Pavel gaped at the celebrated actor. “Why would you want to do that?”

“Why, more opportunities, I suppose. Not fettered by my physical appearance, I could become one with the puppet, powered by my voice, my emotion.”

“But payment?”

“Is something we can discuss and not something I am concerned about. But I am afraid I have travelled quite a way and am a bit dusty. Do you have a place where I could wash up a bit?”

“Yes, yes, of course. I’ll show you.”

Pavel led the strange man to the lavatory and showed him the basin, cloths and soap. The lavatory was not much changed from when Pavel was a child, though the basin had been replaced by a cast iron trough set into the counter, which allowed more room for washing rags and brushes from the workshop.

“I think you’ll find everything you need here.”

“You are very kind.”

“I’ll make us some tea.”

“You are even kinder,” said Robert.

The two men were alone in the workshop, and the actor Robert Lamb did not close the door all the way to the lavatory as he washed. He removed his upper garments to wash his face, neck and torso, and Pavel saw a vast network of crisscrossing scars over the entirety of his back that Pavel surmised to be the result of multiple whippings over an extended period.

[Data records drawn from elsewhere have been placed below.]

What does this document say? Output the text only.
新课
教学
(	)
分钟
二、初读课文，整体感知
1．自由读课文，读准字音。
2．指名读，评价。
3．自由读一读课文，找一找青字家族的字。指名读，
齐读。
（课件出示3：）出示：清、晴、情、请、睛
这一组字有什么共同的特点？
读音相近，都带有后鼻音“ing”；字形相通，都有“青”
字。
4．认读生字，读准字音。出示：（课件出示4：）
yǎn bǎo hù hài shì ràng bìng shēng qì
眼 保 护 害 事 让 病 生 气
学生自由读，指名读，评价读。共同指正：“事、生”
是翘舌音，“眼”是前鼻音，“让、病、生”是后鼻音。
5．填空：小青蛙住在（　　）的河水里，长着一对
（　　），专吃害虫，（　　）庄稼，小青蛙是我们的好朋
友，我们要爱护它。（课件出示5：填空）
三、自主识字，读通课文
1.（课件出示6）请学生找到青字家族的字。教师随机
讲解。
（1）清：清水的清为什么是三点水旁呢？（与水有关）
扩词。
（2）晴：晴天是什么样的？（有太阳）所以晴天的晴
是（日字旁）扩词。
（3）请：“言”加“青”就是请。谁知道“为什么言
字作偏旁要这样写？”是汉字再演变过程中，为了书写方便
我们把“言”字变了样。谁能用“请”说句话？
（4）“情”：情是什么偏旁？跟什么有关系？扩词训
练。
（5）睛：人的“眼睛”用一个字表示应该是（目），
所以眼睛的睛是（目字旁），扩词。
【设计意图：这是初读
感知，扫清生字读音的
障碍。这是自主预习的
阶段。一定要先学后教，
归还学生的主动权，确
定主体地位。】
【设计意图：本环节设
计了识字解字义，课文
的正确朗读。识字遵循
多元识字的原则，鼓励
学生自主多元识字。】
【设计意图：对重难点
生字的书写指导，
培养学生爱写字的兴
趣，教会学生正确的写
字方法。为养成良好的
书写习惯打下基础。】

Two scars in that map of abuse stood out to Pavel, two scars that had not been made from the wounds inflicted by a whip. Robert Lamb had two bumpy scars that had been stitched by an amateurish hand, one over each shoulder blade, in the exact location as the scars on Pavel’s own shoulders.

Pavel gasped.

“I’m sorry. Would you prefer I shut the door?” asked Robert.

“Your scars.”

“Yes, over time there have been many people who thought to make an example of me, I’m afraid. Having parents who are free and being educated does not protect one from the slings and arrows of small-minded cowards.”

“No. Not those. I am very sorry about those.”

“Then?”

“The scars on your shoulders.”

“They are as old as I am, and have been a part of me as long as I can remember. I do not remember what made the scars, though I might have an idea or two.”

Pavel was shaken by this.

“Yes. You possess the same scars, Pavel Trusnik. I have travelled quite a way to meet you.”